If data resources are bound, it is unspecified when that data will be unbound unless you acquire a fence when submitting the command buffer and wait on it. However, this doesn't mean you need to track resource usage manually.
All of the functions and records that involve writing to a resource have a ACycle
boolean. TSdlGpuTransferBuffer, TSdlGpuBuffer, and TSdlGpuTexture all effectively function as ring buffers on internal resources. When ACycle
is True, if the resource is bound, the cycle rotates to the next unbound internal resource, or if none are available, a new one is created. This means you don't have to worry about complex state tracking and synchronization as long as cycling is correctly employed.
For example: you can call TSdlGpuDevice.MapTransferBuffer, write texture data, TSdlGpuDevice.UnmapTransferBuffer, and then TSdlGpuCopyPass.UploadToTexture. The next time you write texture data to the transfer buffer, if you set the ACycle
param to True, you don't have to worry about overwriting any data that is not yet uploaded.
Another example: If you are using a texture in a render pass every frame, this can cause a data dependency between frames.

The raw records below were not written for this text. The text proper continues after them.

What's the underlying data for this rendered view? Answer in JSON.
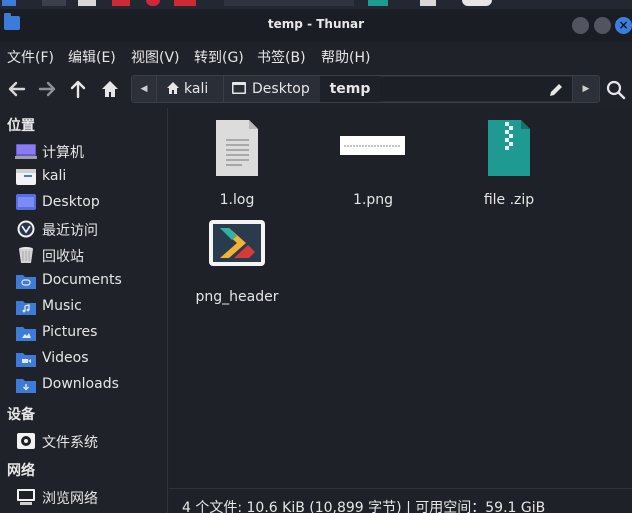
{
  "window": {
    "title": "temp - Thunar",
    "close_label": "×"
  },
  "menubar": {
    "items": [
      "文件(F)",
      "编辑(E)",
      "视图(V)",
      "转到(G)",
      "书签(B)",
      "帮助(H)"
    ]
  },
  "pathbar": {
    "segments": [
      "kali",
      "Desktop",
      "temp"
    ]
  },
  "sidebar": {
    "sections": [
      {
        "heading": "位置",
        "items": [
          "计算机",
          "kali",
          "Desktop",
          "最近访问",
          "回收站",
          "Documents",
          "Music",
          "Pictures",
          "Videos",
          "Downloads"
        ]
      },
      {
        "heading": "设备",
        "items": [
          "文件系统"
        ]
      },
      {
        "heading": "网络",
        "items": [
          "浏览网络"
        ]
      }
    ]
  },
  "files": [
    {
      "name": "1.log",
      "icon": "text-file-icon"
    },
    {
      "name": "1.png",
      "icon": "image-thumbnail-icon"
    },
    {
      "name": "file .zip",
      "icon": "zip-archive-icon"
    },
    {
      "name": "png_header",
      "icon": "executable-app-icon"
    }
  ],
  "statusbar": {
    "text": "4 个文件: 10.6 KiB (10,899 字节) | 可用空间：59.1 GiB"
  },
  "colors": {
    "accent": "#3d7bd9",
    "zip_teal": "#1e9a92",
    "background": "#1e2128"
  }
}
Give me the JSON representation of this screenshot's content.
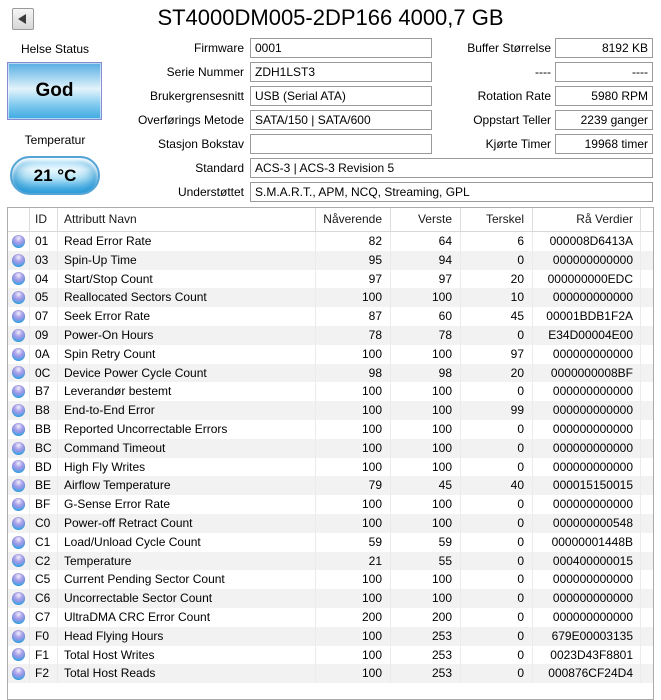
{
  "window": {
    "title": "ST4000DM005-2DP166 4000,7 GB"
  },
  "health": {
    "label": "Helse Status",
    "status": "God"
  },
  "temperature": {
    "label": "Temperatur",
    "value": "21 °C"
  },
  "info_left": [
    {
      "label": "Firmware",
      "value": "0001"
    },
    {
      "label": "Serie Nummer",
      "value": "ZDH1LST3"
    },
    {
      "label": "Brukergrensesnitt",
      "value": "USB (Serial ATA)"
    },
    {
      "label": "Overførings Metode",
      "value": "SATA/150 | SATA/600"
    },
    {
      "label": "Stasjon Bokstav",
      "value": ""
    }
  ],
  "info_right": [
    {
      "label": "Buffer Størrelse",
      "value": "8192 KB"
    },
    {
      "label": "----",
      "value": "----"
    },
    {
      "label": "Rotation Rate",
      "value": "5980 RPM"
    },
    {
      "label": "Oppstart Teller",
      "value": "2239 ganger"
    },
    {
      "label": "Kjørte Timer",
      "value": "19968 timer"
    }
  ],
  "info_wide": [
    {
      "label": "Standard",
      "value": "ACS-3 | ACS-3 Revision 5"
    },
    {
      "label": "Understøttet",
      "value": "S.M.A.R.T., APM, NCQ, Streaming, GPL"
    }
  ],
  "smart_table": {
    "headers": {
      "status": "",
      "id": "ID",
      "name": "Attributt Navn",
      "current": "Nåverende",
      "worst": "Verste",
      "threshold": "Terskel",
      "raw": "Rå Verdier"
    },
    "rows": [
      {
        "id": "01",
        "name": "Read Error Rate",
        "current": "82",
        "worst": "64",
        "threshold": "6",
        "raw": "000008D6413A"
      },
      {
        "id": "03",
        "name": "Spin-Up Time",
        "current": "95",
        "worst": "94",
        "threshold": "0",
        "raw": "000000000000"
      },
      {
        "id": "04",
        "name": "Start/Stop Count",
        "current": "97",
        "worst": "97",
        "threshold": "20",
        "raw": "000000000EDC"
      },
      {
        "id": "05",
        "name": "Reallocated Sectors Count",
        "current": "100",
        "worst": "100",
        "threshold": "10",
        "raw": "000000000000"
      },
      {
        "id": "07",
        "name": "Seek Error Rate",
        "current": "87",
        "worst": "60",
        "threshold": "45",
        "raw": "00001BDB1F2A"
      },
      {
        "id": "09",
        "name": "Power-On Hours",
        "current": "78",
        "worst": "78",
        "threshold": "0",
        "raw": "E34D00004E00"
      },
      {
        "id": "0A",
        "name": "Spin Retry Count",
        "current": "100",
        "worst": "100",
        "threshold": "97",
        "raw": "000000000000"
      },
      {
        "id": "0C",
        "name": "Device Power Cycle Count",
        "current": "98",
        "worst": "98",
        "threshold": "20",
        "raw": "0000000008BF"
      },
      {
        "id": "B7",
        "name": "Leverandør bestemt",
        "current": "100",
        "worst": "100",
        "threshold": "0",
        "raw": "000000000000"
      },
      {
        "id": "B8",
        "name": "End-to-End Error",
        "current": "100",
        "worst": "100",
        "threshold": "99",
        "raw": "000000000000"
      },
      {
        "id": "BB",
        "name": "Reported Uncorrectable Errors",
        "current": "100",
        "worst": "100",
        "threshold": "0",
        "raw": "000000000000"
      },
      {
        "id": "BC",
        "name": "Command Timeout",
        "current": "100",
        "worst": "100",
        "threshold": "0",
        "raw": "000000000000"
      },
      {
        "id": "BD",
        "name": "High Fly Writes",
        "current": "100",
        "worst": "100",
        "threshold": "0",
        "raw": "000000000000"
      },
      {
        "id": "BE",
        "name": "Airflow Temperature",
        "current": "79",
        "worst": "45",
        "threshold": "40",
        "raw": "000015150015"
      },
      {
        "id": "BF",
        "name": "G-Sense Error Rate",
        "current": "100",
        "worst": "100",
        "threshold": "0",
        "raw": "000000000000"
      },
      {
        "id": "C0",
        "name": "Power-off Retract Count",
        "current": "100",
        "worst": "100",
        "threshold": "0",
        "raw": "000000000548"
      },
      {
        "id": "C1",
        "name": "Load/Unload Cycle Count",
        "current": "59",
        "worst": "59",
        "threshold": "0",
        "raw": "00000001448B"
      },
      {
        "id": "C2",
        "name": "Temperature",
        "current": "21",
        "worst": "55",
        "threshold": "0",
        "raw": "000400000015"
      },
      {
        "id": "C5",
        "name": "Current Pending Sector Count",
        "current": "100",
        "worst": "100",
        "threshold": "0",
        "raw": "000000000000"
      },
      {
        "id": "C6",
        "name": "Uncorrectable Sector Count",
        "current": "100",
        "worst": "100",
        "threshold": "0",
        "raw": "000000000000"
      },
      {
        "id": "C7",
        "name": "UltraDMA CRC Error Count",
        "current": "200",
        "worst": "200",
        "threshold": "0",
        "raw": "000000000000"
      },
      {
        "id": "F0",
        "name": "Head Flying Hours",
        "current": "100",
        "worst": "253",
        "threshold": "0",
        "raw": "679E00003135"
      },
      {
        "id": "F1",
        "name": "Total Host Writes",
        "current": "100",
        "worst": "253",
        "threshold": "0",
        "raw": "0023D43F8801"
      },
      {
        "id": "F2",
        "name": "Total Host Reads",
        "current": "100",
        "worst": "253",
        "threshold": "0",
        "raw": "000876CF24D4"
      }
    ]
  },
  "colors": {
    "health_blue": "#3fa9e2",
    "health_border": "#8a8ad0",
    "temp_blue": "#45b2ea",
    "status_orb_blue": "#2fa8e6",
    "status_orb_violet": "#aaa2ea"
  }
}
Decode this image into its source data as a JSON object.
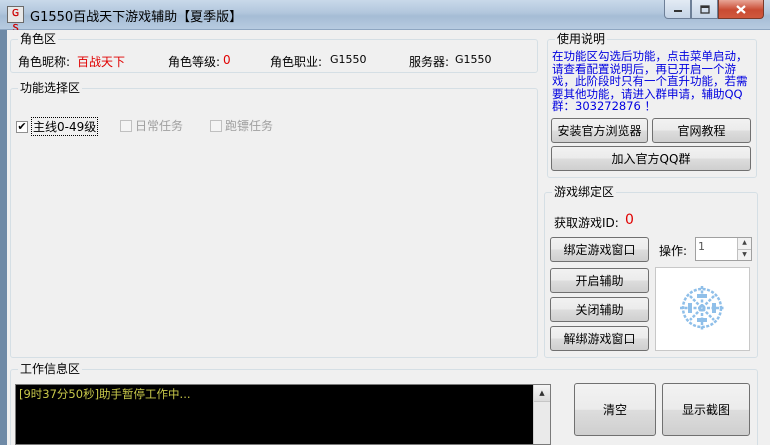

If you set Cycle
to True in the TSdlGpuColorTargetInfo record, you can prevent this data dependency.
Cycling will never undefine already bound data. When cycling, all data in the resource is considered to be undefined for subsequent commands until that data is written again. You must take care not to read undefined data.
Note that when cycling a texture, the entire texture will be cycled, even if only part of the texture is used in the call, so you must consider the entire texture to contain undefined data after cycling.
You must also take care not to overwrite a section of data that has been referenced in a command without cycling first. It is OK to overwrite unreferenced data in a bound resource without cycling, but overwriting a section of data that has already been referenced will produce unexpected results.